Myth 3: To be effective, the professional development of teachers must be integrated into their work and be time-consuming. Longer professional learning provides more opportunities for teachers to deepen content; however, the meta-analyses that spawned this myth took place during the 2000s, when only a handful of rigorous evaluations of LP had been conducted. New meta-analyses encompassing dozens of more recent studies tell a somewhat different story: This time period, alone, is no guarantee that the programs will change instructional practice or student outcomes. Job-embedded PL also doesn’t necessarily perform better than other formats; in fact, a more recent meta-analysis found that PLs with summer workshops performed better than those without this feature.

Myth 4: Improving teachers’ content knowledge is key to improving their teaching practices. The myth of “content knowledge” stems from a cascade of correlational evidence, particularly in mathematics, showing that teachers who lack essential content knowledge tend to have relatively poor teaching practice. However, researchers recently evaluated several time-intensive programs that led to modest improvements in teachers’ content knowledge, but did not result in significant improvements in teaching quality or student achievement. students.

Myth 5: Research-based professional learning programs are unlikely to work on a large scale or in new contexts. It is true that many programs that are successful in their initial stages of development fail when scaled up to serve more schools and teachers; however, not all programs fail as they grow. Recent, rigorous evaluations of several large-scale PA programs have found positive average effects across a wide range of schools.

Myth 6: Loyalty is the key. Implement programs without any fidelity to the model will produce unknown effects, and so we often hear that “fidelity” is paramount. Yet the need to adapt to local contexts is acute. In fact, two recent LP-focused studies centered on a new curriculum suggest that “coping with guardrails” may actually help to reinforce impacts on student outcomes beyond what is possible through adaptation. only loyalty to the program.

These six myths run deep and have an outsized influence on how states and districts invest in their teachers. Nor are they nuanced enough to lead to intelligent policy decisions.

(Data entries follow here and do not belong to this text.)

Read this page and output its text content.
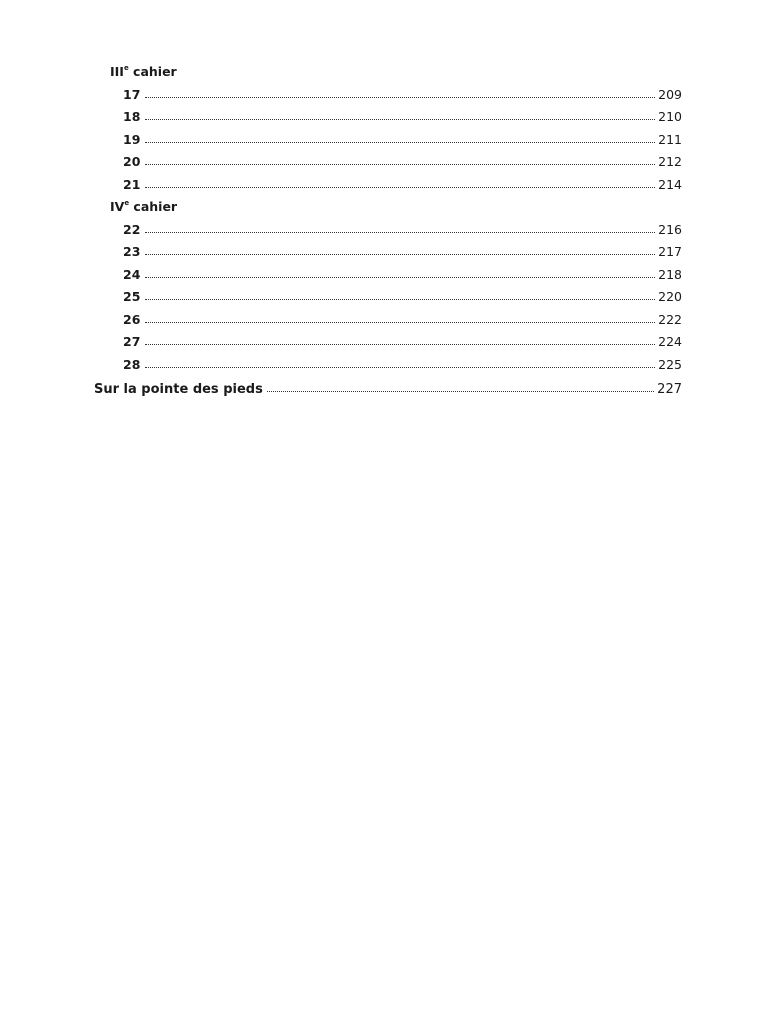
IIIe cahier
17	209
18	210
19	211
20	212
21	214
IVe cahier
22	216
23	217
24	218
25	220
26	222
27	224
28	225
Sur la pointe des pieds	227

We have published more information about these myths in a brief“Dispelling the Myths: What the Research Says About Teacher Professional Learning”, with the Research Partnership for Professional Learning (RPPL), a new coalition of professional learning organizations, researchers and funders. The RPPL approach does not just examine a professional development program to determine whether it “works” or not. Instead, RPPL looks at the services offered by major PD providers and looks at what features make PD effective. By identifying specific design principles that positively impact teacher performance and student success, RPPL hopes to develop resources and insights that are both actionable and persuasive to decision-makers.

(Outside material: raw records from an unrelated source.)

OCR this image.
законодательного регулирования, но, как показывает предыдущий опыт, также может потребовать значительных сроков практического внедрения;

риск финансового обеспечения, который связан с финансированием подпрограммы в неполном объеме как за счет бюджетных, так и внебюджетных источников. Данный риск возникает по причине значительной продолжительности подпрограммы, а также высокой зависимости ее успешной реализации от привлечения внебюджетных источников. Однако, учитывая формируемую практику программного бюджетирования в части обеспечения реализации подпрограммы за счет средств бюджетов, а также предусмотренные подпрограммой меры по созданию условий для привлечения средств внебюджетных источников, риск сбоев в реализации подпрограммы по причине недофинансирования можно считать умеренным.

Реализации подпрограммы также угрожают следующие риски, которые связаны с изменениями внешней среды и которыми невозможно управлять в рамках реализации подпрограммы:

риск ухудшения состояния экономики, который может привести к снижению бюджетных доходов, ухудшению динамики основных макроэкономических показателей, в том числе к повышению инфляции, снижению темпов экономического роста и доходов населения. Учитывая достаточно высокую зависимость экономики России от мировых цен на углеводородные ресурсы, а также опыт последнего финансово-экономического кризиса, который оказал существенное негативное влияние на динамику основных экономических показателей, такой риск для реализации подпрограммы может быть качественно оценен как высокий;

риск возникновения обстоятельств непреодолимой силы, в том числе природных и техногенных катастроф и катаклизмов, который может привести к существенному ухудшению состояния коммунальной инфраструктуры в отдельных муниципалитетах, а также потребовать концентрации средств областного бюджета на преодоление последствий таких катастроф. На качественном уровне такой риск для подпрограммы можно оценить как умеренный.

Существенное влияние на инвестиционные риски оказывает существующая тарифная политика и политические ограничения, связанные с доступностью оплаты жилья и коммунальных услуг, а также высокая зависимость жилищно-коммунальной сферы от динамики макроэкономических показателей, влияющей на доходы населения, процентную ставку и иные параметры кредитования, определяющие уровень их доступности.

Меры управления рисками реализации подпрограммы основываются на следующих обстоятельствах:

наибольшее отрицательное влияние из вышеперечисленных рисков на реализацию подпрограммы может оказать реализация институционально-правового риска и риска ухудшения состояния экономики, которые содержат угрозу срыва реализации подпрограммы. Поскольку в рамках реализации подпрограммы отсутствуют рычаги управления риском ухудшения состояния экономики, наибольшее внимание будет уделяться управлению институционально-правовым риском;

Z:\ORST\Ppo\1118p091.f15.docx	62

We are collaborating on this work with RPPL because we believe that the preponderance of teacher development research has either looked at the wrong things or is too narrowly focused on “shop” programs that tell us little about teacher development. professional learning that most teachers receive. of their schools and districts.

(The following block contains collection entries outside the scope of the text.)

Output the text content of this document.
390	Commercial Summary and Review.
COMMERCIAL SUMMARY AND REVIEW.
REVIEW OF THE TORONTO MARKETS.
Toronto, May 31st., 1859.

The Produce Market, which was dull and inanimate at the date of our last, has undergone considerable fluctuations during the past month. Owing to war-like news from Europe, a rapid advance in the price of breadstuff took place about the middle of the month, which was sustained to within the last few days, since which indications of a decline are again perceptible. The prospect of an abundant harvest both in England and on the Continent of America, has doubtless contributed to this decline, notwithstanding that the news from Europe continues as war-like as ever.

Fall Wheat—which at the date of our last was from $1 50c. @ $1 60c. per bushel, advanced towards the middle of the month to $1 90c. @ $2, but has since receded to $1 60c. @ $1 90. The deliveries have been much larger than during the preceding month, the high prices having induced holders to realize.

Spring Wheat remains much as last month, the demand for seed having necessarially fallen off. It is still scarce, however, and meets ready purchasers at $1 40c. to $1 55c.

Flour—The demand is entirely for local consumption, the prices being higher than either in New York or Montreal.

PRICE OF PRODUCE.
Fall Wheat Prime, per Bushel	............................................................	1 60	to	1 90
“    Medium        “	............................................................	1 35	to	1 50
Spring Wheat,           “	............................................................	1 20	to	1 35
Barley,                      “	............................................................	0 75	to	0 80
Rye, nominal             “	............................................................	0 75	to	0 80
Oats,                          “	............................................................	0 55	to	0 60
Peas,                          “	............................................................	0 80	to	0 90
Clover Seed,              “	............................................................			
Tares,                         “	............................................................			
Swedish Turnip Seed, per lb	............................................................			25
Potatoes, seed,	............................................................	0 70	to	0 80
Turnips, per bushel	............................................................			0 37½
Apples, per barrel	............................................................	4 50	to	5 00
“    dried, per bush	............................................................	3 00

These results are an opportunity to transform the research and practice of professional learning in the United States. After all, how can we be serious about student learning if we aren’t also serious about teacher learning?

John P. Papay is Associate Professor of Education and Economics at Brown University’s Annenberg Institute. Heather C. Hill is a professor at the Harvard Graduate School of Education and the Annenberg Institute at Brown University. Nathaniel Schwartz is Professor of Practice at Brown University’s Annenberg Institute and a member of the Policy Lab.